Harga Saham BBCA Terus Turun, Analis Ungkap Waktu Tepat Beli atau Tunggu di 2026

  Penurunan harga saham PT Bank Central Asia Tbk (BBCA) masih berlanjut hingga Selasa (27/1/2026). Kondisi ini memunculkan pertanyaan di kalangan investor, apakah saham BBCA sudah layak dibeli atau sebaiknya masih menunggu. Pada penutupan perdagangan Selasa, saham BBCA turun 1,96% ke level Rp7.500 per saham. Tekanan juga datang dari aksi jual investor asing dengan net foreign sell mencapai Rp1,79 triliun. Dalam lima hari terakhir, saham BBCA terkoreksi 5,36%, dan melemah 6,54% dalam sebulan.

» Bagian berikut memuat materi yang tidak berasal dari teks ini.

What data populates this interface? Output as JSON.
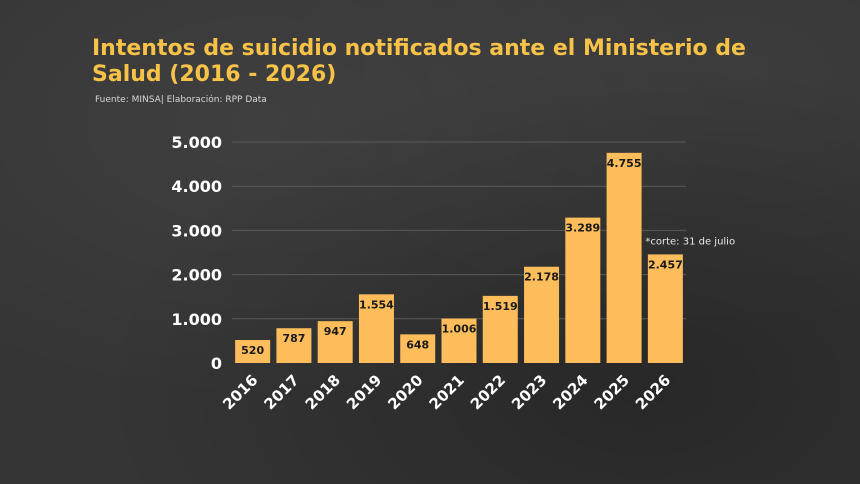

Investment Analyst Infovesta Utama Ekky Topan menilai pelemahan BBCA lebih dipicu oleh tekanan jual asing dan rotasi dana, bukan karena memburuknya fundamental perusahaan. “Tekanan BBCA saat ini lebih karena faktor aliran dana. Fundamentalnya masih solid,” ujar Ekky kepada Kontan . Ia menyebut pergerakan BBCA ke depan sangat bergantung pada meredanya aksi jual asing. Jika tekanan berkurang dan tidak ada kejutan negatif dari paparan kinerja, saham BBCA berpotensi bergerak konsol...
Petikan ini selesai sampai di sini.